Department of Computer Engineering, Bogazici University, Istanbul, Turkey.
Department of Chemical Engineering, Bogazici University, Istanbul, Turkey.
Bioinformatics. 2018 Jul 1;34(13):i295-i303. doi: 10.1093/bioinformatics/bty287.
The effective representation of proteins is a crucial task that directly affects the performance of many bioinformatics problems. Related proteins usually bind to similar ligands. Chemical characteristics of ligands are known to capture the functional and mechanistic properties of proteins suggesting that a ligand-based approach can be utilized in protein representation. In this study, we propose SMILESVec, a Simplified molecular input line entry system (SMILES)-based method to represent ligands and a novel method to compute similarity of proteins by describing them based on their ligands. The proteins are defined utilizing the word-embeddings of the SMILES strings of their ligands. The performance of the proposed protein description method is evaluated in protein clustering task using TransClust and MCL algorithms. Two other protein representation methods that utilize protein sequence, Basic local alignment tool and ProtVec, and two compound fingerprint-based protein representation methods are compared.
We showed that ligand-based protein representation, which uses only SMILES strings of the ligands that proteins bind to, performs as well as protein sequence-based representation methods in protein clustering. The results suggest that ligand-based protein description can be an alternative to the traditional sequence or structure-based representation of proteins and this novel approach can be applied to different bioinformatics problems such as prediction of new protein-ligand interactions and protein function annotation.
https://github.com/hkmztrk/SMILESVecProteinRepresentation.
Supplementary data are available at Bioinformatics online.

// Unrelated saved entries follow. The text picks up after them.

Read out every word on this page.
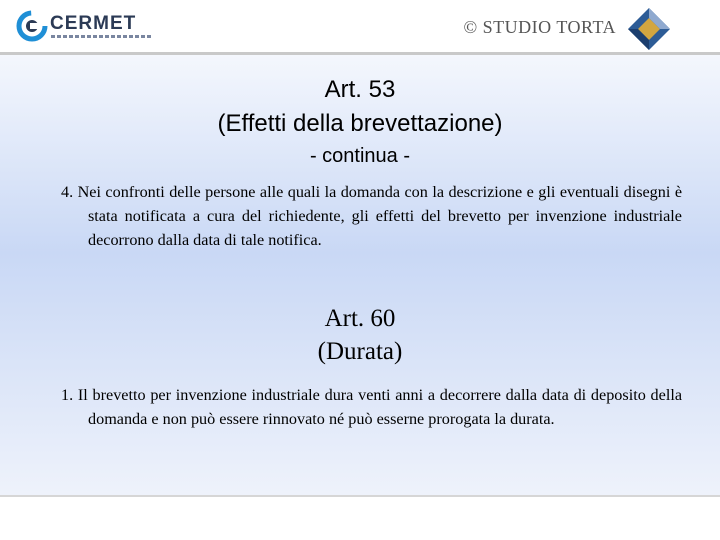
CERMET	© STUDIO TORTA
Art. 53
(Effetti della brevettazione)
- continua -
4. Nei confronti delle persone alle quali la domanda con la descrizione e gli eventuali disegni è stata notificata a cura del richiedente, gli effetti del brevetto per invenzione industriale decorrono dalla data di tale notifica.
Art. 60
(Durata)
1. Il brevetto per invenzione industriale dura venti anni a decorrere dalla data di deposito della domanda e non può essere rinnovato né può esserne prorogata la durata.
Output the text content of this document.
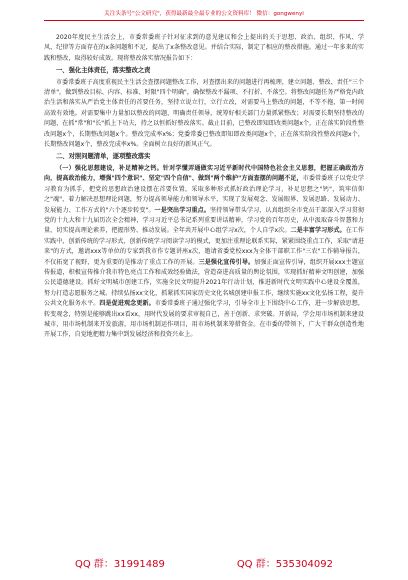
关注头条号"公文研究"，获得最新最全最专业的公文资料库！ 微信：gongwenyi

2020年度民主生活会上，市委常委班子针对征求到的意见建议和会上提出的关于思想、政治、组织、作风、学风、纪律等方面存在的x条问题和不足，提出了x条整改意见。并结合实际，制定了相应的整改措施。通过一年多来的实践和整改，取得较好成效。现将整改落实情况报告如下：

一、强化主体责任，落实整改之责

市委常委班子高度重视民主生活会查摆问题整改工作，对查摆出来的问题进行再梳理，建立问题、整改、责任"三个清单"，做到整改目标、内容、标准、时限"四个明确"，确保整改不漏项、不打折、不落空。将整改问题任务严格党内政治生活和落实从严治党主体责任的首要任务，坚持立说立行，立行立改，对需要马上整改的问题，不等不拖，第一时间高效有效地。对需要集中力量加以整改的问题，明确责任领导，统筹好相关部门力量抓紧整改；对需要长期坚持整改的问题，在抓"常"和"长"抓上下功夫，持之以恒抓好整改落实。截止目前，已整改即知即改类问题x个，正在落实阶段性整改问题x个，长期整改问题x个。整改完成率x%；党委常委已整改即知即改类问题x个，正在落实阶段性整改问题x个，长期整改问题x个，整改完成率x%。全面树立良好的新风正气。

二、对照问题清单，逐项整改落实

（一）强化思想建设，补足精神之钙。针对学懂弄通做实习近平新时代中国特色社会主义思想，把握正确政治方向，提高政治能力，增强"四个意识"、坚定"四个自信"、做到"两个维护"方面查摆的问题不足，市委常委班子以党史学习教育为抓手，把党的思想政治建设摆在首要位置，采取多种形式抓好政治理论学习，补足思想之"钙"，筑牢信仰之"魂"，着力解决思想理论问题，努力提高领导能力和领导水平，实现了发展观念、发展眼界、发展思路、发展动力、发展能力、工作方式的"六个逐步转变"。一是突出学习重点。坚持领导带头学习，认真组织全市党员干部深入学习贯彻党的十九大和十九届历次全会精神，学习习近平总书记系列重要讲话精神，学习党的百年历史，从中汲取奋斗智慧和力量，切实提高理论素养，把握形势、推动发展。全年共开展中心组学习x次，个人自学x次。二是丰富学习形式。在工作实践中，创新传统的学习形式，创新传统学习阅读学习的模式，更加注重理论联系实际，紧紧围绕重点工作，采取"请进来"的方式，邀请xxx等单位的专家到我市作专题讲座x次，邀请省委党校xxx为全体干部职工作"三农"工作辅导报告，不仅拓宽了视野，更为重要的是推动了重点工作的开展。三是强化宣传引导。加强正面宣传引导，组织开展xxx主题宣传报道，积极宣传推介我市特色亮点工作和成效经验做法，营造奋进高质量的舆论氛围，实现抓好精神文明创建，加强公民道德建设。抓好文明城市创建工作，实施全民文明提升2021年行动计划，推进新时代文明实践中心建设全覆盖，努力打造志愿服务之城。持续弘扬xx文化，抓紧抓实国家历史文化名城创建申报工作，继续实施xx文化弘扬工程，提升公共文化服务水平。四是促进观念更新。市委常委班子通过强化学习，引导全市上下围绕中心工作，进一步解放思想，转变观念，特别是能够跳出xx看xx，用时代发展的要求审视自己，善于创新、求突破。开新局，学会用市场机制来建设城市，用市场机制来开发旅游，用市场机制运作项目，用市场机制来筹措资金。在市委的带领下，广大干群众创造性地开展工作，自觉地把精力集中到发展经济和投资兴业上。

QQ 群：31991489	QQ 群：535304092
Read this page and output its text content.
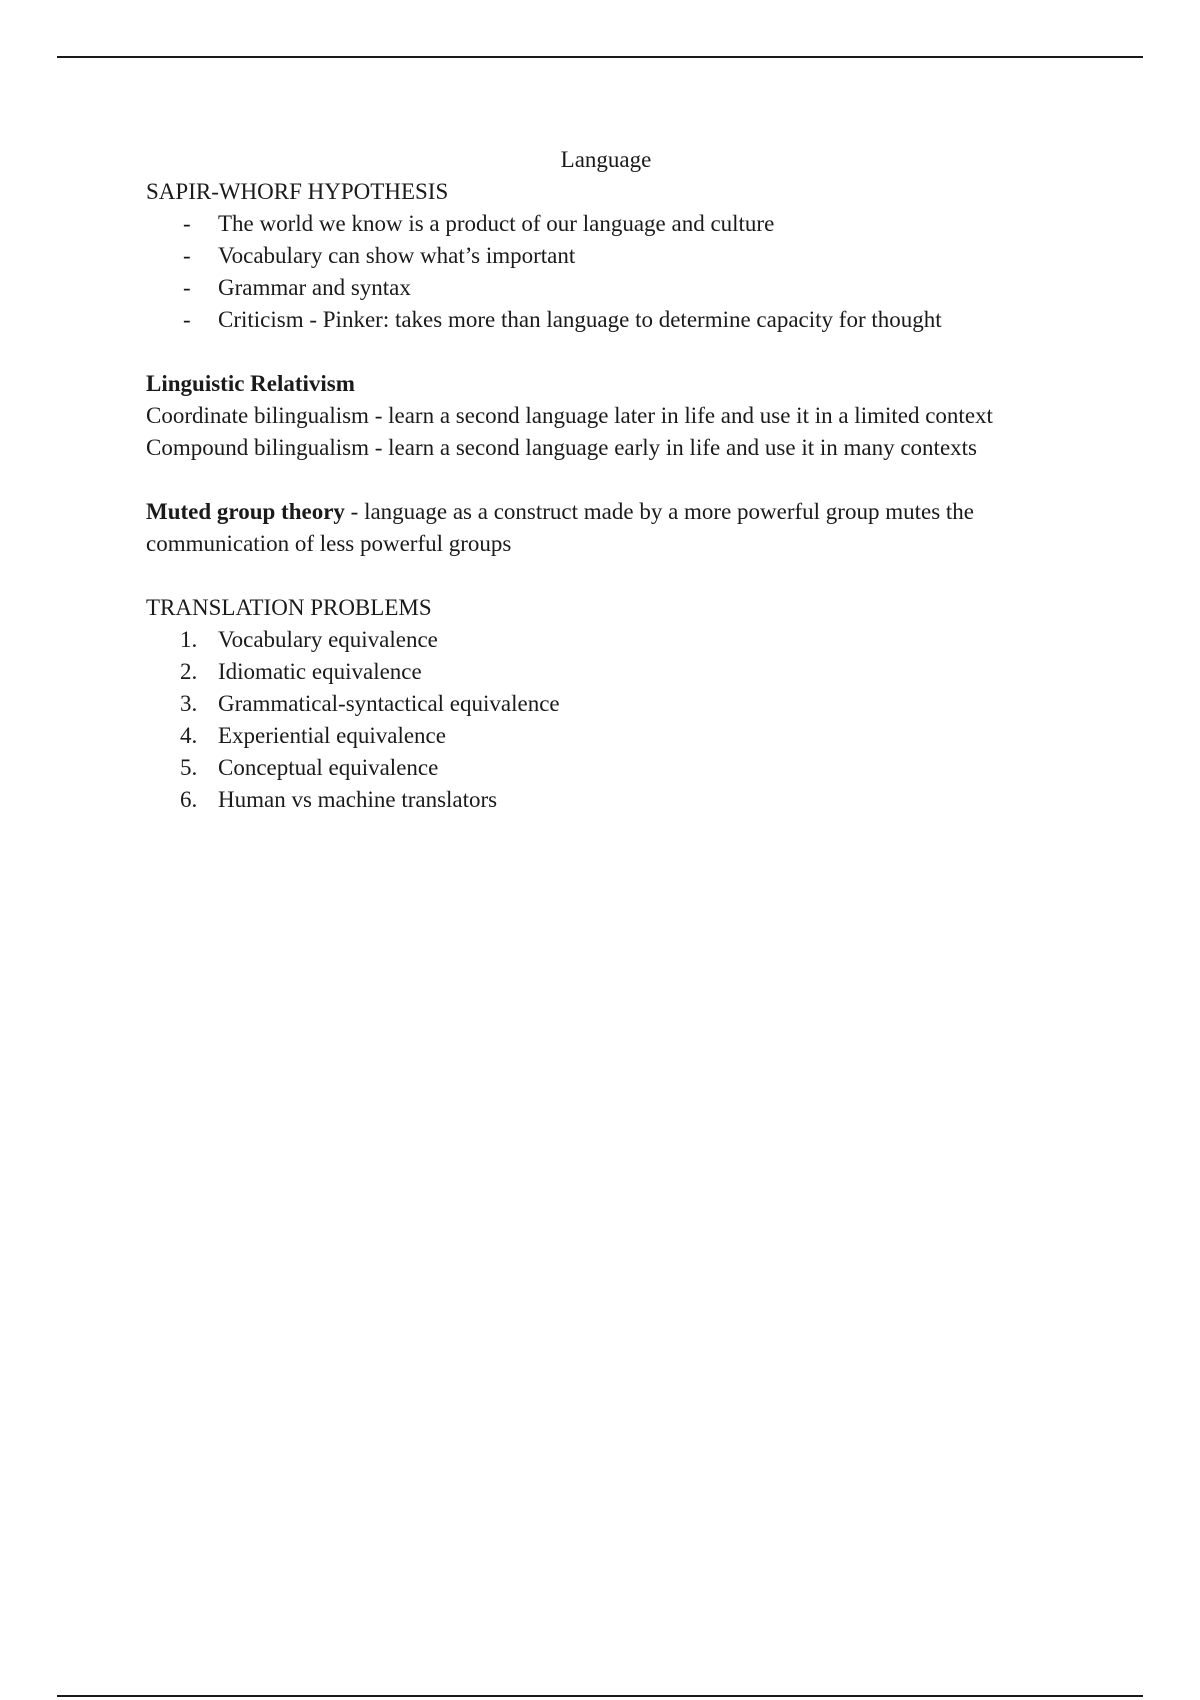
Language

SAPIR-WHORF HYPOTHESIS

- The world we know is a product of our language and culture
- Vocabulary can show what’s important
- Grammar and syntax
- Criticism - Pinker: takes more than language to determine capacity for thought

Linguistic Relativism

Coordinate bilingualism - learn a second language later in life and use it in a limited context

Compound bilingualism - learn a second language early in life and use it in many contexts

Muted group theory - language as a construct made by a more powerful group mutes the communication of less powerful groups

TRANSLATION PROBLEMS

1. Vocabulary equivalence
2. Idiomatic equivalence
3. Grammatical-syntactical equivalence
4. Experiential equivalence
5. Conceptual equivalence
6. Human vs machine translators
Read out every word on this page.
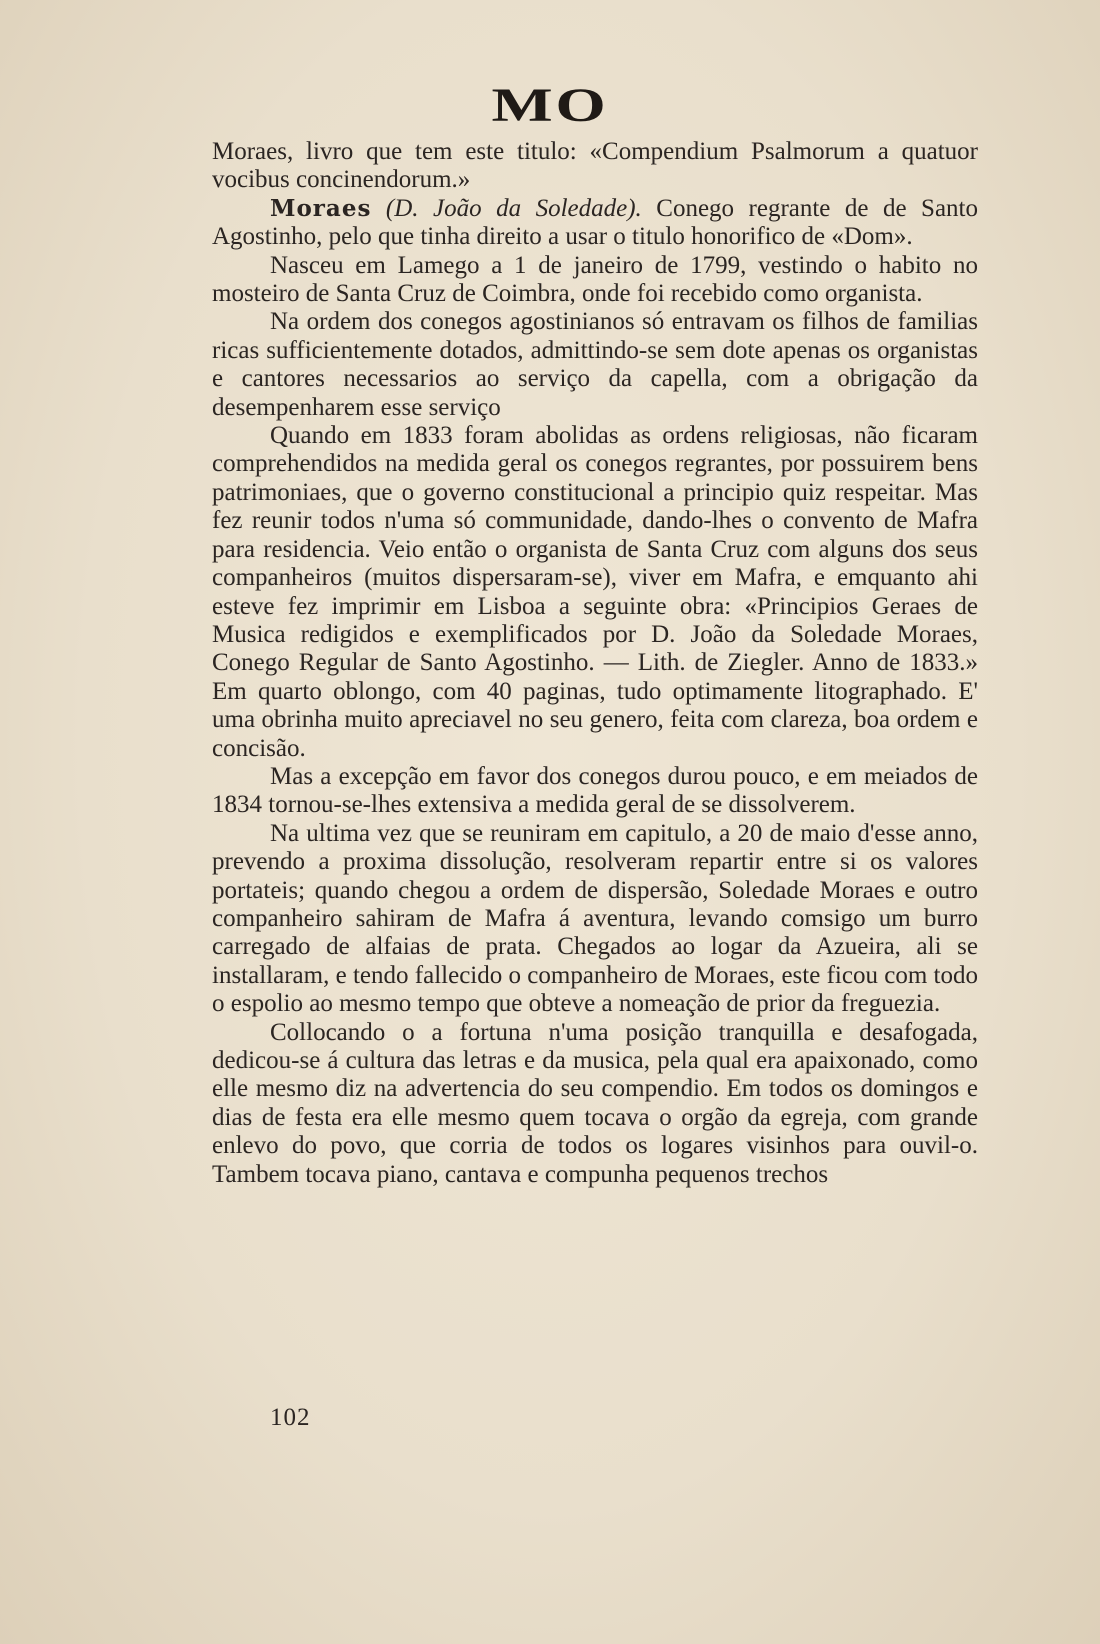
MO

Moraes, livro que tem este titulo: «Compendium Psalmorum a quatuor vocibus concinendorum.»

Moraes (D. João da Soledade). Conego regrante de de Santo Agostinho, pelo que tinha direito a usar o titulo honorifico de «Dom».

Nasceu em Lamego a 1 de janeiro de 1799, vestindo o habito no mosteiro de Santa Cruz de Coimbra, onde foi recebido como organista.

Na ordem dos conegos agostinianos só entravam os filhos de familias ricas sufficientemente dotados, admittindo-se sem dote apenas os organistas e cantores necessarios ao serviço da capella, com a obrigação da desempenharem esse serviço

Quando em 1833 foram abolidas as ordens religiosas, não ficaram comprehendidos na medida geral os conegos regrantes, por possuirem bens patrimoniaes, que o governo constitucional a principio quiz respeitar. Mas fez reunir todos n'uma só communidade, dando-lhes o convento de Mafra para residencia. Veio então o organista de Santa Cruz com alguns dos seus companheiros (muitos dispersaram-se), viver em Mafra, e emquanto ahi esteve fez imprimir em Lisboa a seguinte obra: «Principios Geraes de Musica redigidos e exemplificados por D. João da Soledade Moraes, Conego Regular de Santo Agostinho. — Lith. de Ziegler. Anno de 1833.» Em quarto oblongo, com 40 paginas, tudo optimamente litographado. E' uma obrinha muito apreciavel no seu genero, feita com clareza, boa ordem e concisão.

Mas a excepção em favor dos conegos durou pouco, e em meiados de 1834 tornou-se-lhes extensiva a medida geral de se dissolverem.

Na ultima vez que se reuniram em capitulo, a 20 de maio d'esse anno, prevendo a proxima dissolução, resolveram repartir entre si os valores portateis; quando chegou a ordem de dispersão, Soledade Moraes e outro companheiro sahiram de Mafra á aventura, levando comsigo um burro carregado de alfaias de prata. Chegados ao logar da Azueira, ali se installaram, e tendo fallecido o companheiro de Moraes, este ficou com todo o espolio ao mesmo tempo que obteve a nomeação de prior da freguezia.

Collocando o a fortuna n'uma posição tranquilla e desafogada, dedicou-se á cultura das letras e da musica, pela qual era apaixonado, como elle mesmo diz na advertencia do seu compendio. Em todos os domingos e dias de festa era elle mesmo quem tocava o orgão da egreja, com grande enlevo do povo, que corria de todos os logares visinhos para ouvil-o. Tambem tocava piano, cantava e compunha pequenos trechos

102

蛋白质的有效表示是一个关键任务,直接影响许多生物信息学问题的性能。相关的蛋白质通常与类似的配体结合。已知配体的化学特征可以捕获蛋白质的功能和机制特性,这表明可以在蛋白质表示中利用基于配体的方法。在这项研究中,我们提出了 SMILESVec,一种基于简化分子输入行输入系统(SMILES)的方法来表示配体,以及一种通过基于其配体来描述蛋白质来计算蛋白质相似性的新方法。蛋白质是利用其配体的 SMILES 字符串的词嵌入来定义的。使用 TransClust 和 MCL 算法在蛋白质聚类任务中评估了所提出的蛋白质描述方法的性能。还比较了另外两种利用蛋白质序列的蛋白质表示方法,即基本局部比对工具和 ProtVec,以及两种基于化合物指纹的蛋白质表示方法。
我们表明,仅使用蛋白质结合的配体的 SMILES 字符串的基于配体的蛋白质表示在蛋白质聚类中与基于蛋白质序列的表示方法一样有效。结果表明,基于配体的蛋白质描述可以替代传统的基于序列或结构的蛋白质表示,并且这种新方法可以应用于不同的生物信息学问题,例如预测新的蛋白质-配体相互作用和蛋白质功能注释。
https://github.com/hkmztrk/SMILESVecProteinRepresentation。
补充数据可在 Bioinformatics 在线获得。